Declining T cell production leads to increasing disease incidence with age.

 

Genomic landscape of metastatic cancer

Integrative genomics sheds new light on metastatic cancer

A new study from the University of Michigan Comprehensive Cancer Center has just been released that represents an in-depth look at the genomics of metastatic cancer, as opposed to primary tumors.   This work involved DNA- and RNA-Seq of solid metastatic tumors of 500 adult patients, as well as matched normal tissue sequencing for detection of somatic vs. germline variants.

tl;dr:

A good overview of the study at the level of scientific layperson can be found in this press release.  It summarizes the key findings (many of which are striking and novel):

  • A significant increase in mutational burden of metastatic tumors vs. primary tumors.
  • A long-tailed distribution of mutational frequencies (i.e., few genes were mutated at a high rate, yet many genes were mutated).
  • About twelve percent of patients harbored germline variants that are suspected to predispose to cancer and metastasis, and 75% of those variants were in DNA repair pathways.
  • Across the cohort, 37% of patient tumors harbored gene fusions that either drove metastasis or suppressed the cells anti-tumor functions.
  • RNA-Seq showed that metastatic tumors are significantly de-differentiated, and fall into two classes:  proliferative and EMT-like (endothelial-to-mesenchymal transition).

 A brief look at the data

This study provides a high-level view onto the mutational burden of metastatic cancer vis-a-vis primary tumors.  Figure 1C from the paper shows the comparison of mutation rates in different tumor types in the TCGA (The Cancer Genome Atlas) primary tumors and the MET500 (metastatic cohort).

Mutational burden in metastatic cancer compared to primary tumors.

 

Here we can see that in most cases (colored bars), metastatic cancers had statistically significant increases in mutational rates.   The figure shows that tumors with low mutational rates “sped up” a lot as compared with those primary tumor types that already had high rates.

Supplemental Figure 1d (below) shows how often key tumor suppressor and oncogenes are altered in metastatic cancer vs. primary tumors.  TP53 is found to be altered more frequently in metastatic thyroid, colon, lung, prostate, breast, and bladder cancers.   PTEN is mutated more in prostate tumors.  GNAS and PIK3CA are mutated more in thymoma, although this finding doesn’t reach significance in this case.  KRAS is altered more in colon and esophagus cancers, but again, these findings don’t reach significance after multiple correction.

Comparison of genetic alteration frequencies in metastatic and primary tumors.

 

One other figure I’d like to highlight briefly is Figure 3C from the paper, shown below:

Molecular structure of novel, potentially activating gene fusions in the metastatic tumors.

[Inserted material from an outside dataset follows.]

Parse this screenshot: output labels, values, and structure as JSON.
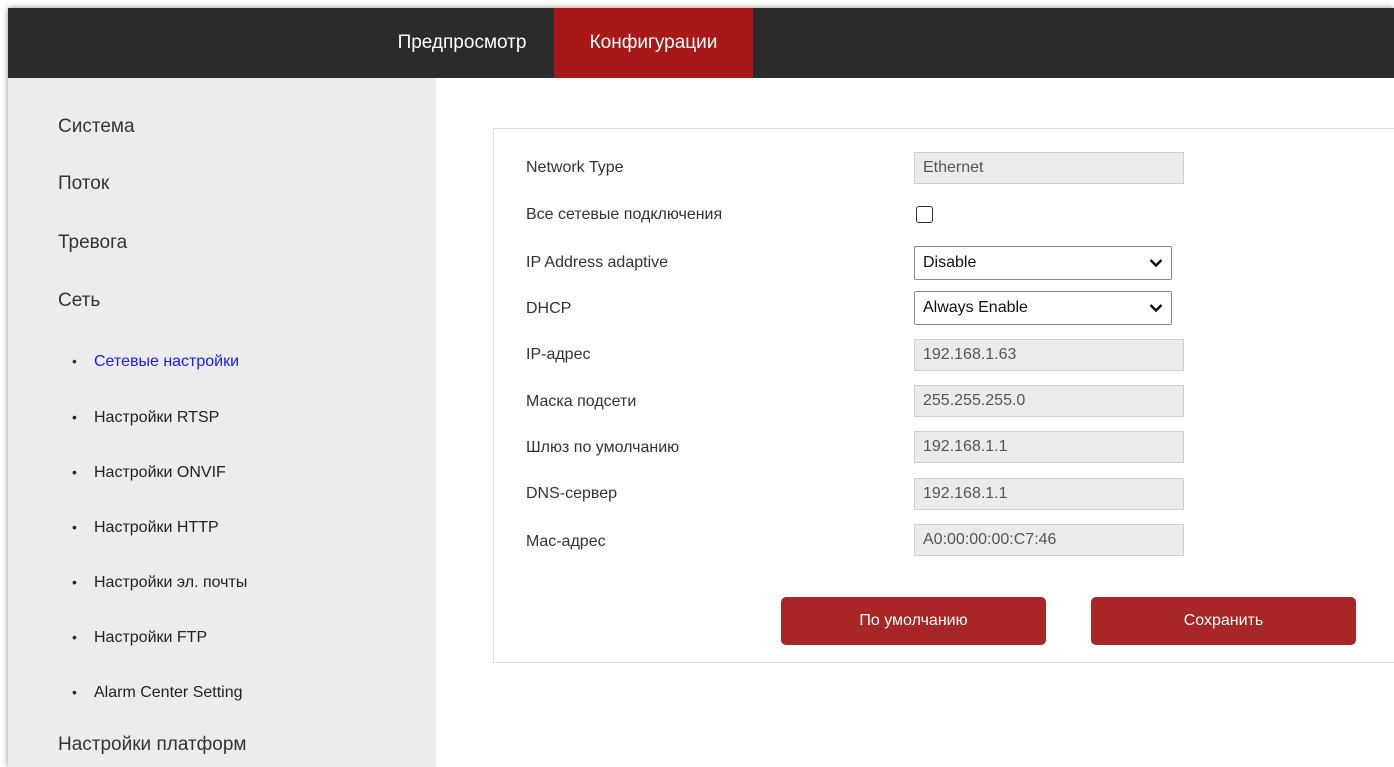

I wanted to mention this figure to illustrate the terrifying complexity of cancer.   Knowing which oncogenes are mutated, in which positions, and the effects of those mutations on gene expression networks is not enough to understand tumor evolution and metastasis.  There are also new genes being created that do totally new things, and these are unique on a per tumor basis.   None of the above structures have ever been observed before, and yet they were all seen from a survey of just 500 cancers.   In fact, ~40% of the tumors in the study cohort harbored at least one fusion suspected to be pathogenic.

There is much more to this work, but I will leave it to interested readers to go read the entire study.   I think this work is obviously tremendously important and novel, and represents the future of personalized medicine.  That is, a patient undergoing treatment for cancer will have their tumor or tumors biopsied and sequenced cumulatively over time to understand how the disease has evolved and is evolving, and to ascertain what weaknesses can be exploited for successful treatment.